Secretaria de Transportes de São Paulo   
Departamento Autônomo de Estradas de Rodagem

 

Veja Informações das Empresas Rodoviárias
Auto Viação Bragança

Para garantir o conforto e a segurança dos clientes, o transporte de animais domésticos é cercado de alguns cuidados importantes.

 

Caso queira viajar com seu cão ou gato de estimação, siga estes procedimentos para evitar transtornos na hora do embarque:

  • Carteira de vacinação de seu animal atualizada, além de um atestado de sanidade animal emitido por um médico veterinário.
  • Além da posse destes documentos, o seu animal deverá estar acomodado em recipiente apropriado para transporte que poderá ser facilmente encontrada em pet shops.

 
Empresa Barroso

 

Para o transporte de animais domésticos, os seguintes procedimentos devem ser tomados:

  • O animal deve estar em dia com a vacinação, conforme caderneta própria.
  • O proprietário deve obter, de um veterinário, um laudo ou atestado de sanidade do seu animal.
  • O animal não pode ser transportado de modo a, eventualmente, poder causar desconforto ou transtorno a outros usuários, e deve ser transportado em embalagem padrão.

 

 

Expresso do Sul

 

  • A Expresso do Sul foi a primeira empresa de transporte rodoviário a oferecer aos seus clientes um espaço exclusivo para o transporte de animais.

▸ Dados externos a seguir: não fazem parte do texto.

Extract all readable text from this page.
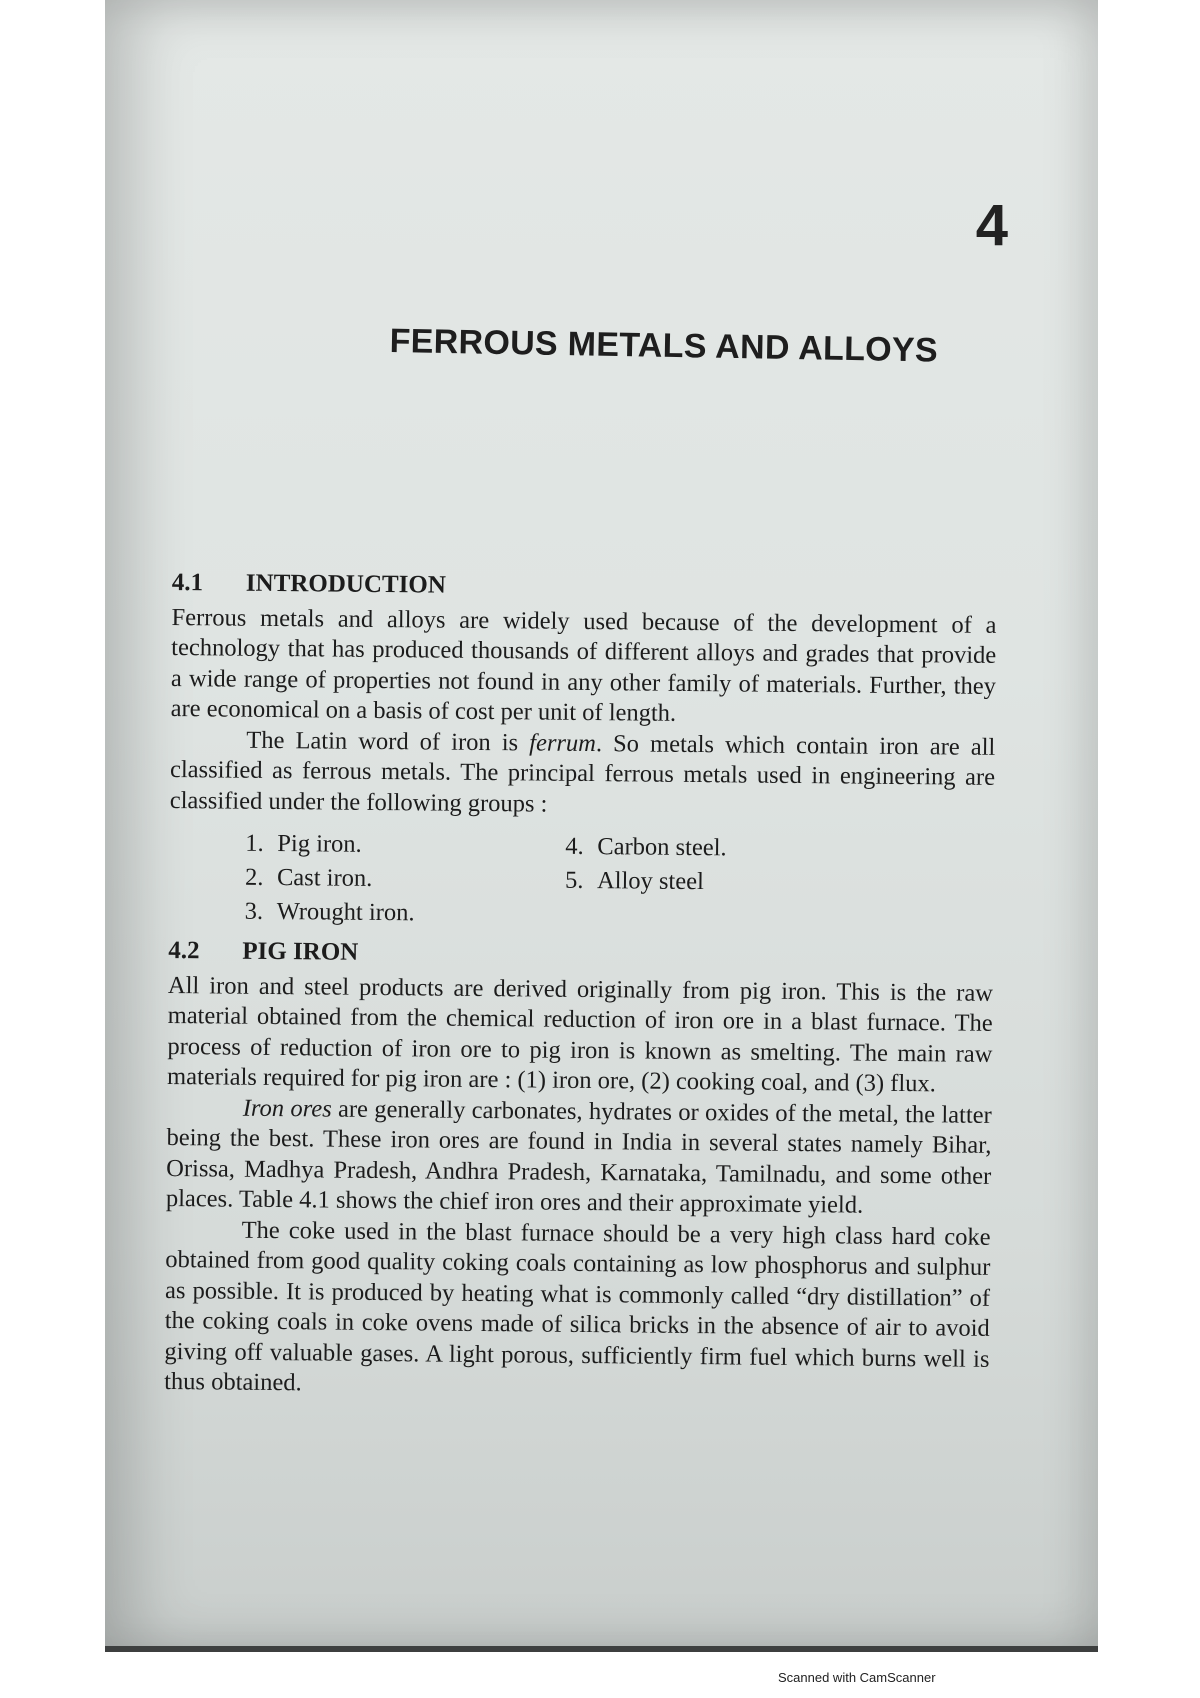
4
FERROUS METALS AND ALLOYS
4.1	INTRODUCTION

Ferrous metals and alloys are widely used because of the development of a technology that has produced thousands of different alloys and grades that provide a wide range of properties not found in any other family of materials. Further, they are economical on a basis of cost per unit of length.

The Latin word of iron is ferrum. So metals which contain iron are all classified as ferrous metals. The principal ferrous metals used in engineering are classified under the following groups :

1. Pig iron.	4. Carbon steel.
2. Cast iron.	5. Alloy steel
3. Wrought iron.
4.2	PIG IRON

All iron and steel products are derived originally from pig iron. This is the raw material obtained from the chemical reduction of iron ore in a blast furnace. The process of reduction of iron ore to pig iron is known as smelting. The main raw materials required for pig iron are : (1) iron ore, (2) cooking coal, and (3) flux.

Iron ores are generally carbonates, hydrates or oxides of the metal, the latter being the best. These iron ores are found in India in several states namely Bihar, Orissa, Madhya Pradesh, Andhra Pradesh, Karnataka, Tamilnadu, and some other places. Table 4.1 shows the chief iron ores and their approximate yield.

The coke used in the blast furnace should be a very high class hard coke obtained from good quality coking coals containing as low phosphorus and sulphur as possible. It is produced by heating what is commonly called “dry distillation” of the coking coals in coke ovens made of silica bricks in the absence of air to avoid giving off valuable gases. A light porous, sufficiently firm fuel which burns well is thus obtained.

Scanned with CamScanner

Trata-se do Espaço Pet. Localizado na parte inferior do veículo, ele possui ventilação e iluminação própria, e foi projetado e decorado para oferecer maior segurança e conforto ao seu animal de estimação durante a viagem.
  • Para que o cliente Expresso do Sul possa viajar com o seu animal de estimação (gatos e cães), deverá seguir as orientações contidas na Instrução Normativa nº 18, de 18 de julho de 2006, do Ministério da Agricultura, Pecuária e Abastecimento.

 

 

Itapemirim

 

O transporte de animais em serviços rodoviários é uma situação muito especial. Por isso, fique atento às seguintes orientações:

 

 Cães e gatos: 

  • Deverão estar acompanhados de “Atestado Sanitário para o Trânsito de Cães e Gatos”, emitido por médico veterinário devidamente registrado no Conselho Regional de Medicina Veterinária do Estado de origem do animal;
  • Se tiver com idade superior a 90 dias, deverão estar acompanhados de comprovante de vacinação anti-rábica, com data superior a 30 dias antecedentes ao embarque e inferior a um ano (conforme determinação da ANVISA). 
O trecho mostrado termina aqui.